Now, the logical extension of the Baling Wire Principle is that, once a thing has been patched, it’s rarely repaired further unless it breaks again. That’s why the broken spring was never replaced once it was patched with baling wire. And why buy a new throttle linkage when all you had to do was wrap the baling wire around something to keep the engine accelerating every time you used it.

And folks who grew up under the Baling Wire Principle rarely get over it. Just ask my wife. There are “temporary” repairs at our home that I made decades ago, fully intending to go back and “do it right” when I had the time. So far, I just haven’t had the time. But after all, once a thing has been patched, it falls way down the priority list.

And I’m not alone in employing the Bailing Wire Principle.

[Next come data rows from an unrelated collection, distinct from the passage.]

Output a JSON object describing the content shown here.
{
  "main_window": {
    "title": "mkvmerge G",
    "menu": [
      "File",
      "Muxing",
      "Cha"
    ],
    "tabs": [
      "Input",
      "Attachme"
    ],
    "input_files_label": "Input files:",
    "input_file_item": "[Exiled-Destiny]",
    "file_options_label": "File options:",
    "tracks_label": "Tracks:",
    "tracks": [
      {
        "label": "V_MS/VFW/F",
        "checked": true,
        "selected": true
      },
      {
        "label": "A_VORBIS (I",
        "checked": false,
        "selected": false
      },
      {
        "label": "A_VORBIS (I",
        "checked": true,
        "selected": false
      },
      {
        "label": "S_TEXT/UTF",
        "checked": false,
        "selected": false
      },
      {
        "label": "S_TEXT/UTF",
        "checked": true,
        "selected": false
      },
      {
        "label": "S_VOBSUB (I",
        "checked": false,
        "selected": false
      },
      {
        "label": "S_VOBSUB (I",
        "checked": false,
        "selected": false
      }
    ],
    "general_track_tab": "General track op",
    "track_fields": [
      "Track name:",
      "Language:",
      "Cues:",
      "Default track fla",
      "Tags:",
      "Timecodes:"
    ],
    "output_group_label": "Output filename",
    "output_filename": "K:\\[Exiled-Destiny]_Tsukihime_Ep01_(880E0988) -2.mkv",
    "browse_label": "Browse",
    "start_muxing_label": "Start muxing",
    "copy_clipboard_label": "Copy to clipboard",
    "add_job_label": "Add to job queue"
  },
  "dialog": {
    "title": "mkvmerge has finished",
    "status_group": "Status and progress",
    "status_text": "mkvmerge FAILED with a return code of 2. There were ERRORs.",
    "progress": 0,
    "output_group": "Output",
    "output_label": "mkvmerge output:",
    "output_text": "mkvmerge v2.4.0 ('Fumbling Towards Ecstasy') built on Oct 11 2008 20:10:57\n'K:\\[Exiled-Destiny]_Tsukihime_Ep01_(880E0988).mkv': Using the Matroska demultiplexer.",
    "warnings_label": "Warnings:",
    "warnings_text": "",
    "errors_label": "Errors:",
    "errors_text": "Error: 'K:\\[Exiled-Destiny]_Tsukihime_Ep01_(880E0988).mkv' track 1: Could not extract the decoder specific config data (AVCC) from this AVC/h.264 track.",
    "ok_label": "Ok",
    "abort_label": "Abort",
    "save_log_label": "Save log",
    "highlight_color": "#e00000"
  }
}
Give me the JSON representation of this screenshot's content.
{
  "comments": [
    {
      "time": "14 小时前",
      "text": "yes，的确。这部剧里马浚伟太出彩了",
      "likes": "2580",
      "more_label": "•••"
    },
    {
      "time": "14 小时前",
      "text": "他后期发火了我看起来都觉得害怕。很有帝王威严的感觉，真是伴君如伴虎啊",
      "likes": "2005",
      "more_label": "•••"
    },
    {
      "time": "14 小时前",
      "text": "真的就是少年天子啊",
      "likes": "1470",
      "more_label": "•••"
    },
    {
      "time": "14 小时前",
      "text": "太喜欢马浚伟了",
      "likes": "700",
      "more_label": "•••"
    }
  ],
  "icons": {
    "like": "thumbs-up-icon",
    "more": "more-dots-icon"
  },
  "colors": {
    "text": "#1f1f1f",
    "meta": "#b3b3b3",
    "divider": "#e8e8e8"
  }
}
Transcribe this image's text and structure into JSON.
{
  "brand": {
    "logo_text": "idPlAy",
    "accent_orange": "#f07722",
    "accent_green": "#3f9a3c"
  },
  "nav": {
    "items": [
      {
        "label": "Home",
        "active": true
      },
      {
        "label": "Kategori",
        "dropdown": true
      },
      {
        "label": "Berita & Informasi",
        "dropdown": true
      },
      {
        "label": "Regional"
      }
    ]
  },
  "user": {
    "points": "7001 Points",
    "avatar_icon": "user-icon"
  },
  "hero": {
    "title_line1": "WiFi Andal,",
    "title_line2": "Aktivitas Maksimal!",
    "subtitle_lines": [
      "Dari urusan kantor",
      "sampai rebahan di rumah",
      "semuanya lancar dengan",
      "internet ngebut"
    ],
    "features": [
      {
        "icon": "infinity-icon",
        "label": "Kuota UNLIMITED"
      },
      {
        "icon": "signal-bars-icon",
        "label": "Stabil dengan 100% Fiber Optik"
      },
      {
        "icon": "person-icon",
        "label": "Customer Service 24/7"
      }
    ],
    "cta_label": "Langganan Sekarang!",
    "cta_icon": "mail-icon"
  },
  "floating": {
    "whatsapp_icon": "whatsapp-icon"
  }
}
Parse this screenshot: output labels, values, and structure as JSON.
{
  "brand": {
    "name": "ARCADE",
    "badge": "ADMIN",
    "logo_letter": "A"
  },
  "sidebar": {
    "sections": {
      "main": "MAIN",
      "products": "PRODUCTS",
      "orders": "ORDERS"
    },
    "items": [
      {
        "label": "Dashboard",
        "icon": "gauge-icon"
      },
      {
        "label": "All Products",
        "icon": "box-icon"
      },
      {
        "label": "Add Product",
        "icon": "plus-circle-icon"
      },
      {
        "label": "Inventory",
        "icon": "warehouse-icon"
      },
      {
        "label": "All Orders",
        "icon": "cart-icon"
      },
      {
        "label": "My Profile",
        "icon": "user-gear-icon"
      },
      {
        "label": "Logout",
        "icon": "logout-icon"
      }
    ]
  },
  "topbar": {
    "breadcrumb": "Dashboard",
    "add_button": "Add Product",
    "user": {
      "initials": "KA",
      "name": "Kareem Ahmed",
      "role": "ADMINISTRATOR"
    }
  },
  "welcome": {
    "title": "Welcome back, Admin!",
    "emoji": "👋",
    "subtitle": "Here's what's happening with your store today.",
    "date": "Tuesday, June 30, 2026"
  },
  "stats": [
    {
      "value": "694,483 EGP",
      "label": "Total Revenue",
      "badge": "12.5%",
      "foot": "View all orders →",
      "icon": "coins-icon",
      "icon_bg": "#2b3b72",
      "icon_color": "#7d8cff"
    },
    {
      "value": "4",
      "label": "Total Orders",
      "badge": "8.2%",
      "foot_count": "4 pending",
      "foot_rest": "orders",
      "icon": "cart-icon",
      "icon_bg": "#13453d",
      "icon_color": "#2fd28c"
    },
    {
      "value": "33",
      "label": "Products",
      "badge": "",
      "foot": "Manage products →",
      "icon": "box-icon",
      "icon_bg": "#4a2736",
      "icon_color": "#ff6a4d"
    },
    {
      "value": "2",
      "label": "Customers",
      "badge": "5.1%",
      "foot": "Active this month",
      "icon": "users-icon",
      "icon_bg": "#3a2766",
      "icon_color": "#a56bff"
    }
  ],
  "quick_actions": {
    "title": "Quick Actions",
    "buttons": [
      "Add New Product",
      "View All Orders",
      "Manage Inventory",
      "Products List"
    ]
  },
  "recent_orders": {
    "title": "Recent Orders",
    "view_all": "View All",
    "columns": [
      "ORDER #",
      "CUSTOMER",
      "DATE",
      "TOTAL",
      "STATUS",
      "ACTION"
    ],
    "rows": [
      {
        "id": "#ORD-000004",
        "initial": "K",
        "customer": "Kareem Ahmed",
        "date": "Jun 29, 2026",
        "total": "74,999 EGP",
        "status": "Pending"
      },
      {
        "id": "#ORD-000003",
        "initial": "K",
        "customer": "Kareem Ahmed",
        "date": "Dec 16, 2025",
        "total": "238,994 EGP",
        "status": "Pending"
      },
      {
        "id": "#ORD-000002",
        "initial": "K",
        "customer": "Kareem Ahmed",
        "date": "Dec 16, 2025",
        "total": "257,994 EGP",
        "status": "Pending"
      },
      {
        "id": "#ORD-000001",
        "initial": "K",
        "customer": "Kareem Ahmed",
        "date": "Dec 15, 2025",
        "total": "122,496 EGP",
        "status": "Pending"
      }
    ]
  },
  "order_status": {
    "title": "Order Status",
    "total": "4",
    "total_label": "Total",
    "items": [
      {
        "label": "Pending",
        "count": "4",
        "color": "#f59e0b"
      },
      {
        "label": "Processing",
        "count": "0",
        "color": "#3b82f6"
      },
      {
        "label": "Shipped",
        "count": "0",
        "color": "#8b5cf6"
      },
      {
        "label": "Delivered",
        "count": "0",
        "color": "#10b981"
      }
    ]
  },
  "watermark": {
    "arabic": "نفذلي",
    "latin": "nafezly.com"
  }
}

An unrestored Model T that belonged to Anne’s grandfather Reynolds Parker, sported a piece of baling wire he used a linkage to the choke for close to a half century. Some years ago, I got smart and ordered a new choke wire and tossed the baling wire. The new wire lasted just a few cranks and then broke. By then, I’d lost the trusty piece of baling wire. Just goes to show you …

I’ll probably get in trouble for saying this, but the Baling Wire Principle is generally a man’s thing. Women often are more inclined than men to want things to “look good” as well as perform well. Now there are exceptions. A man will look after his shotguns, rods and reels, golf clubs and pickup truck, but many of us are perfectly satisfied if the lawn mower just runs. And duct tape around a broken drill housing? It just looks well-used.

Duct tape. Ah, now there’s a product that’s carried the Baling Wire Principle to greater heights! I don’t exaggerate when I say that duct tape is one of the 20th century’s greatest inventions. It’s uses — old timers, forgive me for saying this — are far more numerous than even baling wire.

And besides, baling wire’s hard to find today. But give me a roll of store-bought wire, some sturdy twine, duct tape and a tube of good, two-part epoxy glue and I can make as sturdy — and ugly — a patch as you’d ever want to see.

EDITOR’S NOTE: An earlier version of this column was published in January 2002.